Davalı; 26.06.2014 tarihinde yapılan kontrolde davalının sayacının nötr çıkış hattına tesisattan elektronik devre yardımıyla 40-50DC volt uygulayarak sayacın değer kaydetmemesini sağladığının tespit edildiğini; bu sebeple, tutulan tutanağa istinaden kaçak ve ek kaçak tahakkuku yapıldığını savunarak; davanın reddini istemiştir.
Mahkemece; davanın kısmen kabulü ile, davacının 21.484,38 TL borçlu olmadığının tespitine karar verilmiş; hüküm, davalı vekilince temyiz edilmiştir. Dairemiz, 19/04/2018 T. ve 2016/17112 E. 2018/4262 K. sayılı ilamında; “...mahkemece; tutanak tarihindeki yönetmeliğe uygun olmayan bilirkişi raporuna itibar edilerek hüküm verilemeyeceğinden, mahkemece öncelikle dosyanın önceki bilirkişi dışında yeni bir bilirkişiye verilerek, dava konusu tahakkukun dosyaya celbi ile, 08.05.2014 tarihli Resmi Gazetede yayınlanan "Elektrik Piyasası Tüketici Hizmetleri Yönetmeliği"ne göre fiilin kaçak elektrik enerjisi tüketimi olarak nitelendirilmesi ve buna göre yönetmelik hükümleri çerçevesinde hesaplama yapılması konusunda denetime elverişli bir rapor alınarak sonucuna göre karar verilmesi gerekirken, yetersiz bilirkişi raporu benimsenerek, yazılı şekilde hüküm tesisi doğru olmamış, bozmayı gerektirmiştir.” gerekçesi ile hükmü bozmuştur.
Mahkemece, bozmaya uyularak yapılan yargılama neticesinde; davanın kısmen kabulü ile, davacının 13.317,44TL ana para ve 1.686,69 TL gecikme faizi yönünden borçlu olmadığının tespitine karar verilmiş; hüküm, davalı vekilince temyiz edilmiştir.
Dava, kaçak elektrik kullanımı nedeniyle tahakkuk ettirilen bedele yönelik olarak borçlu olmadığının tespiti istemine ilişkindir.
6100 sayılı HMK" nın 266. ve devamı maddeleri uyarınca; Çözümü özel ve teknik bilgiyi gerektiren hallerde hâkim bilirkişinin oy ve görüşünün alınmasına karar verir. Bilirkişi raporunu hazırlarken raporun dayanağı olan somut ve özel nedenleri bilimsel verilere uygun olarak göstermek zorundadır. HMK" nın 278-279. maddelerine göre; bilirkişi raporu, Yargıtay denetimine elverişli olacak şekilde bilgi ve belgelere dayanan gerekçe ihtiva etmelidir. Ancak, bu şekilde hazırlanmış raporun denetimi mümkün olup, hükme dayanak yapılabileceğinin gözden uzak tutulmaması gerekir.

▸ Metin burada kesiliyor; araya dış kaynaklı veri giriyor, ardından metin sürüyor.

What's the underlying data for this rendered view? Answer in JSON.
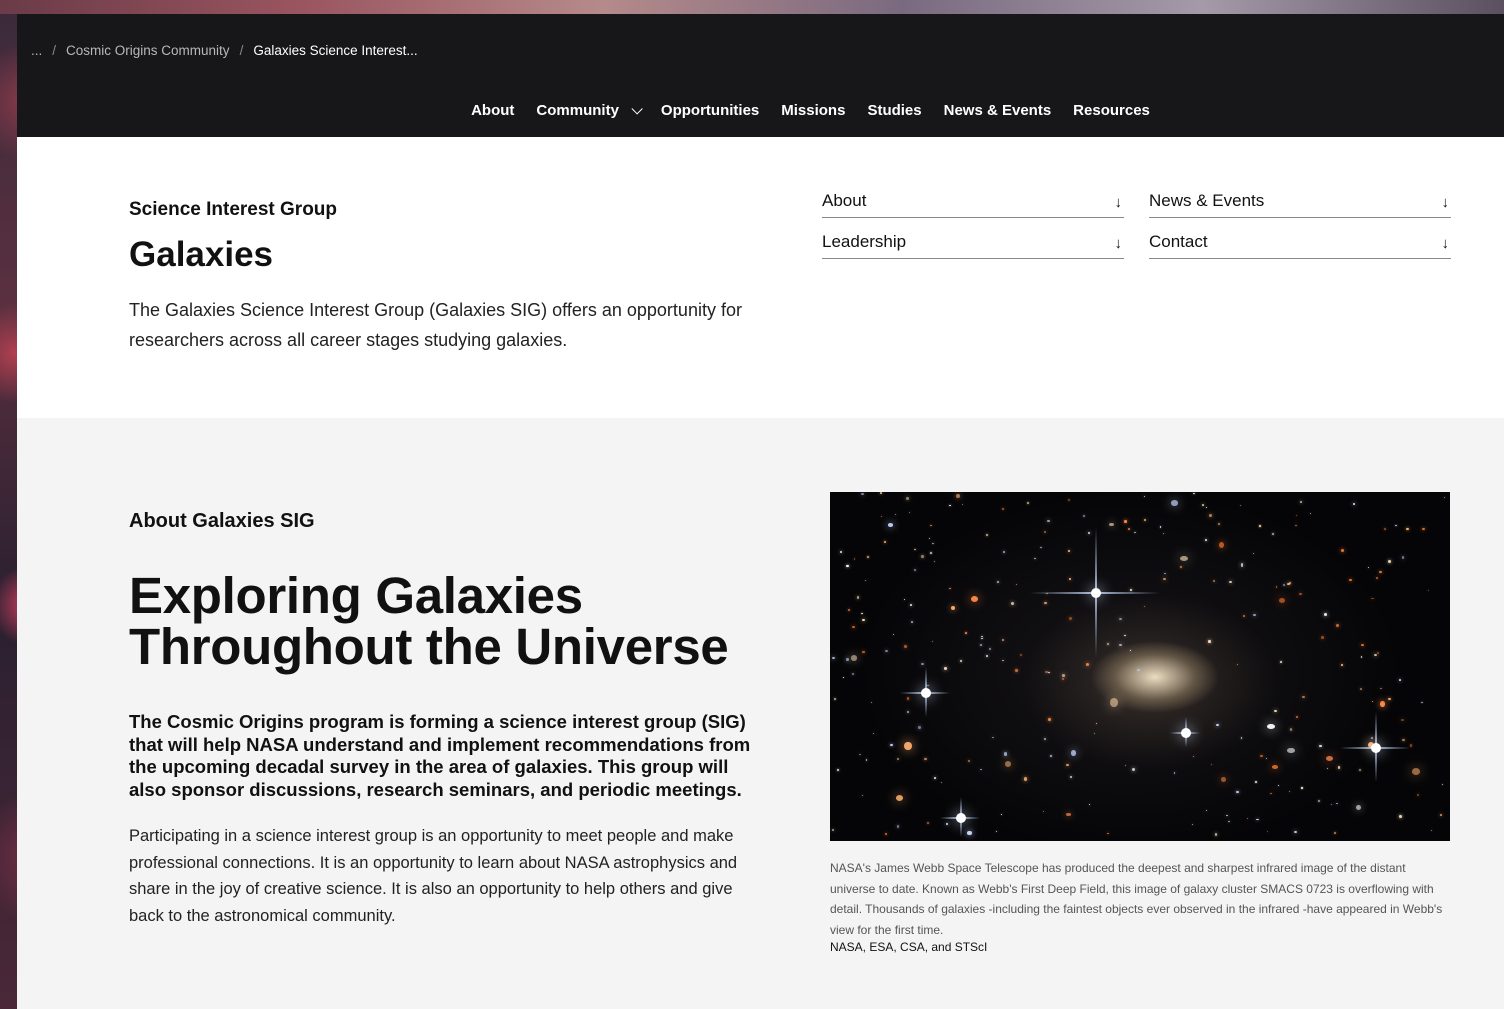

HMK’nın 281. maddesinde tarafların, bilirkişi raporunda eksik gördükleri hususların, bilirkişiye tamamlattırılmasını, belirsizlik gösteren hususlar hakkında ise bilirkişinin açıklama yapmasının sağlanmasını veya yeni bilirkişi atanmasını mahkemeden talep edebilecekleri, mahkeme bilirkişi raporundaki eksiklik yahut belirsizliğin tamamlanması veya açıklığa kavuşturulmasını sağlamak için bilirkişiden ek rapor alabileceği ayrıca gerçeğin ortaya çıkması için gerekli görürse, yeni görevlendireceği bilirkişi aracılığıyla, tekrar inceleme de yaptırabileceği açıklanmıştır.
Bilirkişiler, raporlarını hazırlarken raporun dayanağı olan somut ve özel nedenleri bilimsel verilere uygun olarak göstermek zorundadır. Bilirkişi raporu aynı zamanda Yargıtay denetimine de elverişli olacak şekilde bilgi ve belgeye dayanan gerekçe ihtiva etmelidir. Ancak, bu şekilde hazırlanmış raporun denetimi mümkün olup, hüküm kurmaya dayanak yapılabilir.
Bilirkişi raporu kural olarak hâkimi bağlamaz. Hâkim, raporu serbestçe takdir eder. Hâkim, raporu yeterli görmezse, bilirkişiden ek rapor isteyebileceği gibi gerçeğin ortaya çıkması için önceki bilirkişi veya yeniden seçeceği bilirkişi vasıtasıyla yeniden inceleme de yaptırabilir. Bilirkişi raporları arasındaki çelişki varsa hâkim çelişkiyi gidermeden karar veremez.
Somut olayda, mahkemece; bozmaya uyulduğu halde bozma gerekleri yerine getirilmeksizin dosya safahatının ayrıntılı şekilde özetlendiği ve ilgili mevzuata yer verildikten sonra, hesaplamaya esas alınan sürelerin başlangıç ve bitiş tarihleri ile hesaplamada kullanılan fiyat tarifelerine ilişkin bilgiyi içermeyen, borç miktarının hangi yöntemle, ne şekilde hesaplandığı açıklanmayan; dolayısıyla, mevzuata uygun teknik bir inceleme ve hesaplama içermeyen; keza, davalı tarafça da itiraz edilen eksik, taraf ve Yargıtay denetimine elverişli olmayan bilirkişi raporuna göre karar verilmiştir.
O halde mahkemece; konusunda uzman bilirkişiden denetime elverişli yeni bir rapor alınarak, dava konusu kaçak elektrik tüketim miktarının kaçak kullanım tarihleri itibariyle yürürlükte olan mevzuat hükümlerine göre açık ve anlaşılır şekilde hesaplamalarla duraksamasız belirlenmesi ve hasıl olacak sonuç dairesinde bir karar verilmesi gerekirken, bozmaya uygun olmayan yetersiz ve denetime elverişsiz bilirkişi raporu benimsenerek yazılı şekilde hüküm tesisi doğru görülmemiş ve bozmayı gerektirmiştir.
SONUÇ: Yukarıda açıklanan nedenlerle davalının temyiz itirazlarının kabulü ile hükmün HUMK.nun 428. maddesi gereğince davalı yararına BOZULMASINA, peşin alınan temyiz harcının istek halinde temyiz edene iadesine, 6100 sayılı HMK"nın geçici madde 3 atfıyla 1086 sayılı HUMK"nın 440. maddesi gereğince karar düzeltme yolu kapalı olmak üzere, 06.02.2020 tarihinde oy birliği ile karar verildi.